Movistar are trying to break with the 27-year-old and offer a deal to see him put on the market, said the Italian daily newspaper on Thursday.
Reportedly after the Giro in May, when Quintana narrowly lost to Dutchman Tom Dumoulin (Sunweb), the team was not happy with its rider wanting to return home to Colombia to train. Quintana stayed at his base in Monaco, instead.
Also, the team and rider reportedly disagreed on the double attempt. The report said that the team wanted Quintana to only race the Tour, but others have said, including Quintana, that the Tour only would have been the best 2017 solution.
He appeared far from his usual punchy self in the French Grand Tour. After two second places and a third place behind Froome, this year he finished in 12th.

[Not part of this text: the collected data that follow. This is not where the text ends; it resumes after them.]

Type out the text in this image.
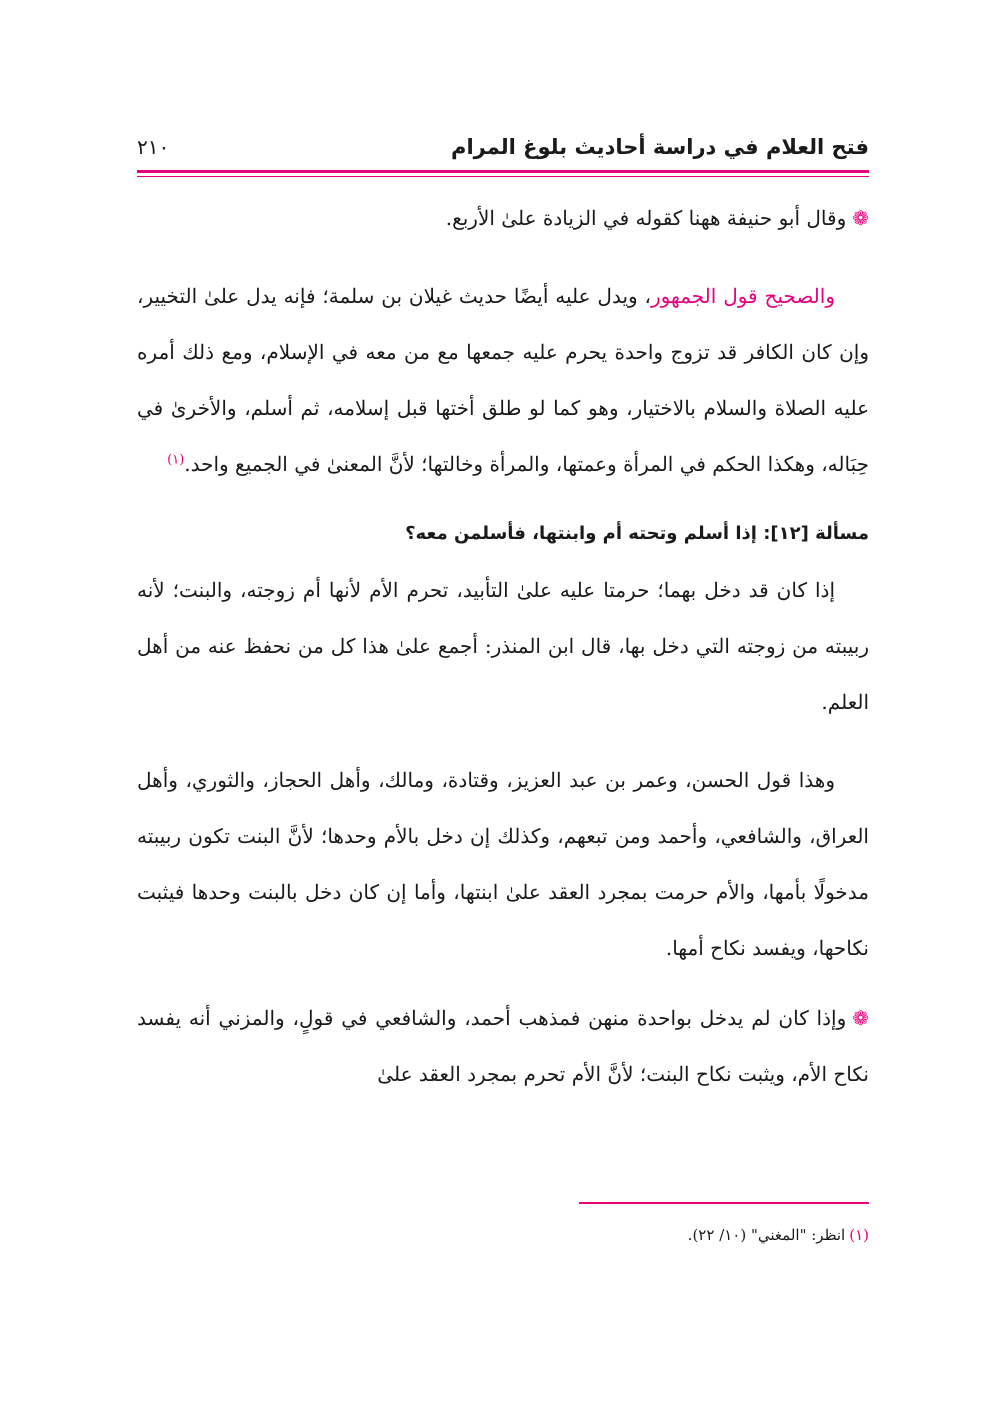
فتح العلام في دراسة أحاديث بلوغ المرام
٢١٠

❁وقال أبو حنيفة ههنا كقوله في الزيادة علىٰ الأربع.

والصحيح قول الجمهور، ويدل عليه أيضًا حديث غيلان بن سلمة؛ فإنه يدل علىٰ التخيير، وإن كان الكافر قد تزوج واحدة يحرم عليه جمعها مع من معه في الإسلام، ومع ذلك أمره عليه الصلاة والسلام بالاختيار، وهو كما لو طلق أختها قبل إسلامه، ثم أسلم، والأخرىٰ في حِبَاله، وهكذا الحكم في المرأة وعمتها، والمرأة وخالتها؛ لأنَّ المعنىٰ في الجميع واحد.$^{(١)}$

مسألة [١٢]: إذا أسلم وتحته أم وابنتها، فأسلمن معه؟

إذا كان قد دخل بهما؛ حرمتا عليه علىٰ التأبيد، تحرم الأم لأنها أم زوجته، والبنت؛ لأنه ربيبته من زوجته التي دخل بها، قال ابن المنذر: أجمع علىٰ هذا كل من نحفظ عنه من أهل العلم.

وهذا قول الحسن، وعمر بن عبد العزيز، وقتادة، ومالك، وأهل الحجاز، والثوري، وأهل العراق، والشافعي، وأحمد ومن تبعهم، وكذلك إن دخل بالأم وحدها؛ لأنَّ البنت تكون ربيبته مدخولًا بأمها، والأم حرمت بمجرد العقد علىٰ ابنتها، وأما إن كان دخل بالبنت وحدها فيثبت نكاحها، ويفسد نكاح أمها.

❁وإذا كان لم يدخل بواحدة منهن فمذهب أحمد، والشافعي في قولٍ، والمزني أنه يفسد نكاح الأم، ويثبت نكاح البنت؛ لأنَّ الأم تحرم بمجرد العقد علىٰ

(١)انظر: "المغني" (١٠/ ٢٢).
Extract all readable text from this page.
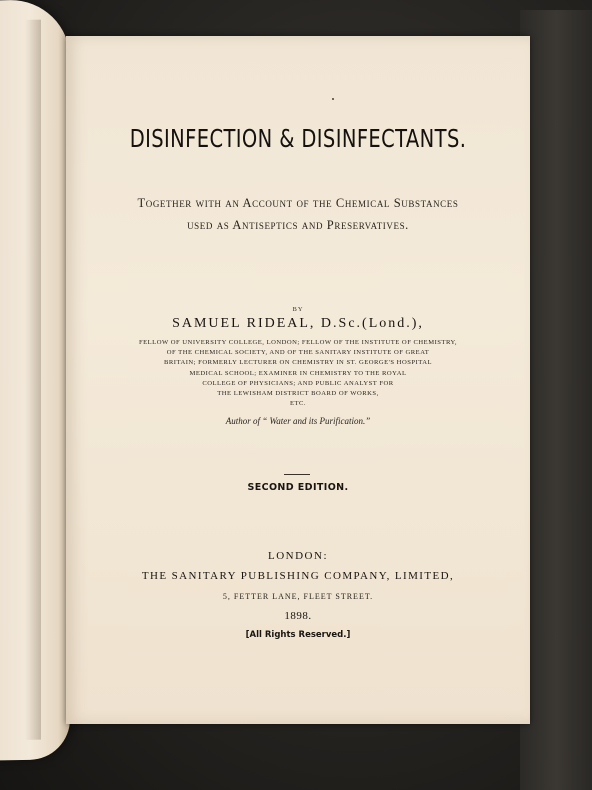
DISINFECTION & DISINFECTANTS.
Together with an Account of the Chemical Substances
used as Antiseptics and Preservatives.
BY
SAMUEL RIDEAL, D.Sc.(Lond.),
FELLOW OF UNIVERSITY COLLEGE, LONDON; FELLOW OF THE INSTITUTE OF CHEMISTRY,
OF THE CHEMICAL SOCIETY, AND OF THE SANITARY INSTITUTE OF GREAT
BRITAIN; FORMERLY LECTURER ON CHEMISTRY IN ST. GEORGE'S HOSPITAL
MEDICAL SCHOOL; EXAMINER IN CHEMISTRY TO THE ROYAL
COLLEGE OF PHYSICIANS; AND PUBLIC ANALYST FOR
THE LEWISHAM DISTRICT BOARD OF WORKS,
ETC.
Author of “ Water and its Purification.”
SECOND EDITION.
LONDON:
THE SANITARY PUBLISHING COMPANY, LIMITED,
5, FETTER LANE, FLEET STREET.
1898.
[All Rights Reserved.]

General manager Eusebio Unzué would have to pay Quintana to break the contract. He reportedly earns in the ballpark of €3 million a year. La Gazzetta dello Sport said that Unzué would have to spend €6 million (£5.41m) to end the deal early.
Movistar is due to announce soon that Sky star Spaniard, Mikel Landa will join the team for 2018.
Quintana could become Trek-Segafredo’s new Grand Tour rider after Alberto Contador decided he would retire after the upcoming Vuelta a España. He had been due to race through 2018.
Another option is that Quintana replaces Fabio Aru, who is set to announce his UAE Team Emirates deal any day. The Gazzetta article said that an Astana/Quintana deal appears likely.
A report already surfaced in the Tour de France this July that Quintana could leave Movistar early, possibly even joining Team Sky.
Quintana’s father criticised the team’s decision to have him race the Giro and Tour in 2017 and said the team is “burning out” his son.
Dayer Quintana, Nairo’s younger brother, has a contract with Movistar through the end of 2017. It is unsure what he would do if Quintana and Movistar split.
Quintana’s agent didn’t respond when contacted by Cycling Weekly on Thursday.